AREP-CAMY – Association Les Mur’Eau – Eau Val de Seine – ARRPE-Courgent.

Coupures d’eau pour impayé : une nouvelle victoire en justice

Le tribunal d’instance de Gonesse a condamné la Compagnie des Eaux de Goussainville à verser 800€ de préjudice matériel et 1.200€ de préjudice moral à une victime de coupure d’eau.

France Libertés et la Coordination Eau Île-de-France ont attaqué la Compagnie des Eaux de Goussainville aux côtés d’une victime de coupure d’eau. Dans l’ordonnance de référé rendue le 16 avril 2015, le juge a rappelé que :

«  L’alinéa 3 [de l’article 1 du décret du 13 août 2008 dans sa version modifiée par le décret du 27 février 2014] prohibe l’interruption de la fourniture d’eau pour une résidence principale en cas de non-paiement des factures pendant toute l’année »

Le distributeur avançait la prétendue « mauvaise foi » de la victime :

« [la plaignante] est de mauvaise foi ; elle n’a jamais contesté les factures émises par la société CEG […] cependant elle n’a jamais eu l’intention de les payer ».

Cette attitude des entreprises de l’eau est en contradiction flagrante avec la notion même de service public, dont on attend, au minimum, le respect des lois et des droits des usagers. Or nous recevons chaque jour de nouveaux témoignages de coupures.

France Libertés et la Coordination Eau Île-de-France appellent les distributeurs à cesser immédiatement toutes les coupures d’eau et à appliquer la loi, renforcée par les jugements successifs (cf Soissons, Bourges, Valenciennes, Thionville, Lyon) et par les débats de l’année écoulée.

Brottes contre Cambon : le service public de l’eau à nouveau garanti pour les plus démunis

France Libertés et la Coordination Eau Île-de-France se réjouissent que l’amendement de François Brottes, rétablissant l’interdiction des coupures d’eau, ait été adopté hier par l’Assemblée Nationale, en commission spéciale, dans le cadre du projet de loi sur la transition énergétique.

L’amendement n°822 remplace celui du sénateur Christian Cambon (article 60 bis A) qui rétablissait la pratique des coupures d’eau sauf pour les personnes « éprouvant des difficultés particulières, au regard notamment de son patrimoine, de l’insuffisance de ses ressources ou de ses conditions d’existence ». Nous saluons cet amendement qui revient au droit en vigueur en rétablissant l’interdiction généralisée de cette pratique indigne.

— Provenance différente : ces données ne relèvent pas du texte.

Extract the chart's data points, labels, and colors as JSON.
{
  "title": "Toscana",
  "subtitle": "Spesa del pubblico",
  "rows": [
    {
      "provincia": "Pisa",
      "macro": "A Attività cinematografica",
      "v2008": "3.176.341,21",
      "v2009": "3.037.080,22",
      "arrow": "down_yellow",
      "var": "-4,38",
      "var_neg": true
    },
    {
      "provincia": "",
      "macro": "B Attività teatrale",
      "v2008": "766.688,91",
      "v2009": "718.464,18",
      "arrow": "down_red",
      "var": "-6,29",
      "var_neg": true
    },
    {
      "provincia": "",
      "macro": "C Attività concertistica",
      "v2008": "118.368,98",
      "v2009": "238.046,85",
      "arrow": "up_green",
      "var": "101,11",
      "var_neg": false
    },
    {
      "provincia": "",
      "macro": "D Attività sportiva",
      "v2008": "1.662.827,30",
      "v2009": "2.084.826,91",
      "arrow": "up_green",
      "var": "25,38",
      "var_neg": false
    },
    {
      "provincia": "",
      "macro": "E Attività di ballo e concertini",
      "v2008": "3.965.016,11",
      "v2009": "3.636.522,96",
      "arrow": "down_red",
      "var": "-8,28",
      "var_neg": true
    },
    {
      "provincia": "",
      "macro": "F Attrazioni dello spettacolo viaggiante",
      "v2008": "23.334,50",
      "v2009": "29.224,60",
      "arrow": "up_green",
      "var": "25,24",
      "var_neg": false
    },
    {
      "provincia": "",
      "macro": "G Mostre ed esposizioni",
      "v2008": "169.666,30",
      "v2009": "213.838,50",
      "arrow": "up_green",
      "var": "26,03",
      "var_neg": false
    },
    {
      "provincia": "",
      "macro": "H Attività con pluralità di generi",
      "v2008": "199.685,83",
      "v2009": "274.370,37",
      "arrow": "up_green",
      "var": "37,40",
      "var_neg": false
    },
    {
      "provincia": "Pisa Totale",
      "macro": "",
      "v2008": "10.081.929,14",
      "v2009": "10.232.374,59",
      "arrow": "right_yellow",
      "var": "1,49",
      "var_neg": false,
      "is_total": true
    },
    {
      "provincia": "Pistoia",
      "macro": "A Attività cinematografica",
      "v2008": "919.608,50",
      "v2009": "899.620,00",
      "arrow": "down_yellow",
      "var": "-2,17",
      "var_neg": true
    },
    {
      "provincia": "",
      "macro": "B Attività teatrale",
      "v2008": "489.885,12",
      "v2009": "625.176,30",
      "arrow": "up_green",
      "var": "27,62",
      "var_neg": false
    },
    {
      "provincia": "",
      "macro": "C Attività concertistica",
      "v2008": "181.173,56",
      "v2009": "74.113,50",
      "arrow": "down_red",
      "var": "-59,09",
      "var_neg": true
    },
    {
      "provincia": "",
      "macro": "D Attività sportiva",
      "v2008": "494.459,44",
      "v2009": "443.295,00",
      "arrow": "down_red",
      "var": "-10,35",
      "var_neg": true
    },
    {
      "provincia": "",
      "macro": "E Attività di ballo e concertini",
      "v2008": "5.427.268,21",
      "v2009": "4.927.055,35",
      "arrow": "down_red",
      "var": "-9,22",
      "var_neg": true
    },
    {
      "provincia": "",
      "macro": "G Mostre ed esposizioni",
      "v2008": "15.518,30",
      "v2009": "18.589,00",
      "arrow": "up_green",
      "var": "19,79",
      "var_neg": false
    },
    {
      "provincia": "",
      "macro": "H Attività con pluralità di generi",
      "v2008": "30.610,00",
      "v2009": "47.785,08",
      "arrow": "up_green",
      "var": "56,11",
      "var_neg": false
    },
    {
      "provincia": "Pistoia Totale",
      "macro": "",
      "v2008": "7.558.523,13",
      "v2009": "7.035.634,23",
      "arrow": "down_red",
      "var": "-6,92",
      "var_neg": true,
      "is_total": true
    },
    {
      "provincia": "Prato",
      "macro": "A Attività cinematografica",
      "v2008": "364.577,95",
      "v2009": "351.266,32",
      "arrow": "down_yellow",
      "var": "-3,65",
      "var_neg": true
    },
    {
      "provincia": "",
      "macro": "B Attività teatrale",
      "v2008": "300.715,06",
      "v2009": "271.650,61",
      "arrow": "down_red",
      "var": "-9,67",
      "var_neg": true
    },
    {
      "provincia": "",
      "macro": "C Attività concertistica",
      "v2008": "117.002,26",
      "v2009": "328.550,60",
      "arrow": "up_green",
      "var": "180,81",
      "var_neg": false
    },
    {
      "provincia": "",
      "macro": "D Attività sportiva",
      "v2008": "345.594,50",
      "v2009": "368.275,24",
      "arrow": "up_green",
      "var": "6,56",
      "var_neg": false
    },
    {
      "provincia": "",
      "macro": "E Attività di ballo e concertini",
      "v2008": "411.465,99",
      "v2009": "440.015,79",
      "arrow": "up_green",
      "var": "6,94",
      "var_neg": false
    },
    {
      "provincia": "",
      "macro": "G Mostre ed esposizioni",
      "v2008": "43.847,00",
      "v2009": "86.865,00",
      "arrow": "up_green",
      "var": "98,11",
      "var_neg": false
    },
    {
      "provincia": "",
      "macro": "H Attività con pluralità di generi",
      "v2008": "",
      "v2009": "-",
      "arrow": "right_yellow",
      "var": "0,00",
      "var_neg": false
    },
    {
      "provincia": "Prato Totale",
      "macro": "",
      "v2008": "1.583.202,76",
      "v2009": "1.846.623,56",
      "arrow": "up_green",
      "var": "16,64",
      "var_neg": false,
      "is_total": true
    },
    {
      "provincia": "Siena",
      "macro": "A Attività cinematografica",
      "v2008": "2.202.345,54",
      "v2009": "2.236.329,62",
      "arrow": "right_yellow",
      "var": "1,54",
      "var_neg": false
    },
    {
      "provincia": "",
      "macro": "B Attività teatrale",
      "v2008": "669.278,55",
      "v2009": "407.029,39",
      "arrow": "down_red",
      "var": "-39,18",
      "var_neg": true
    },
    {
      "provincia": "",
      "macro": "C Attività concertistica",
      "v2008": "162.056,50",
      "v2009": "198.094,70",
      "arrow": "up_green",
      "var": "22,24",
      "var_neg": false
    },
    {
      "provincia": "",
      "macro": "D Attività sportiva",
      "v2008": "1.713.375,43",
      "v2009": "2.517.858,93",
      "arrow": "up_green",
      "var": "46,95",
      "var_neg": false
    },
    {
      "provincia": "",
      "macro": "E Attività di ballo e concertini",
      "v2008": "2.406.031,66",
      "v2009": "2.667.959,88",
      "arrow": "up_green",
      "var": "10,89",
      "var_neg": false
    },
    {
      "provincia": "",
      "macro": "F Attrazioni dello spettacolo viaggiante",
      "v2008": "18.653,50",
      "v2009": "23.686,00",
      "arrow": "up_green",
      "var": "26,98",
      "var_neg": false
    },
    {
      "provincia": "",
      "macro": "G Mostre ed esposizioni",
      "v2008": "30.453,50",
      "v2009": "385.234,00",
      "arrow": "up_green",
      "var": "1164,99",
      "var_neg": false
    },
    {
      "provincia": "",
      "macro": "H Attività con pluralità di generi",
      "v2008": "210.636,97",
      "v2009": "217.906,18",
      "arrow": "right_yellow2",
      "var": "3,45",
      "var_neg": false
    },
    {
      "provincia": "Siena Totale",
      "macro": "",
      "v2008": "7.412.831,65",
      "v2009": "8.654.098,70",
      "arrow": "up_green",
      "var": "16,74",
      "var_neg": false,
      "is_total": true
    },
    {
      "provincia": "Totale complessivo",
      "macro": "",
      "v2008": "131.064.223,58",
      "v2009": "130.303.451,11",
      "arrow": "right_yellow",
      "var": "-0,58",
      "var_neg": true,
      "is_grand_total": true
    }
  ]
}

« Si l’article introduit par le Sénat se justifie sur le plan théorique […], l’interdiction de coupure d’eau sans condition de ressources répond à la nécessité d’être pragmatique. Les personnes confrontées au risque d’une coupure d’eau sont dans une situation d’urgence, la plupart du temps non prévisible. […] Le temps de l’urgence n’est pas celui de l’appréciation de conditions, au demeurant exprimées dans des termes trop généraux pour permettre une décision rapide. Maintenir l’article 60 bis A, c’est prendre le risque de procéder à des coupures d’eau qui ne se justifiaient pas, et donc de priver d’un bien essentiel des ménages en grande difficulté »

Nous appelons les distributeurs à cesser immédiatement toutes les coupures d’eau et à appliquer la loi, renforcée par les jugements successifs (cf. Soissons, Bourges, Valenciennes, Thionville) et par les débats de l’année écoulée.

France Libertés et la Coordination Eau Île-de-France regrettent que l’amendement donne aux distributeurs d’eau la possibilité de procéder à une réduction de débit. Elles seront très attentives à la mise en place de réglementations pour que, contrairement à la situation actuelle (cf. jugement de Lyon), la mise en œuvre de la réduction de débit soit une mesure exceptionnelle et n’attente pas à la dignité des personnes. Pour exemple, la réduction de débit ne saurait intervenir pendant la trêve hivernale car elle impacterait directement la capacité des foyers à pouvoir se chauffer.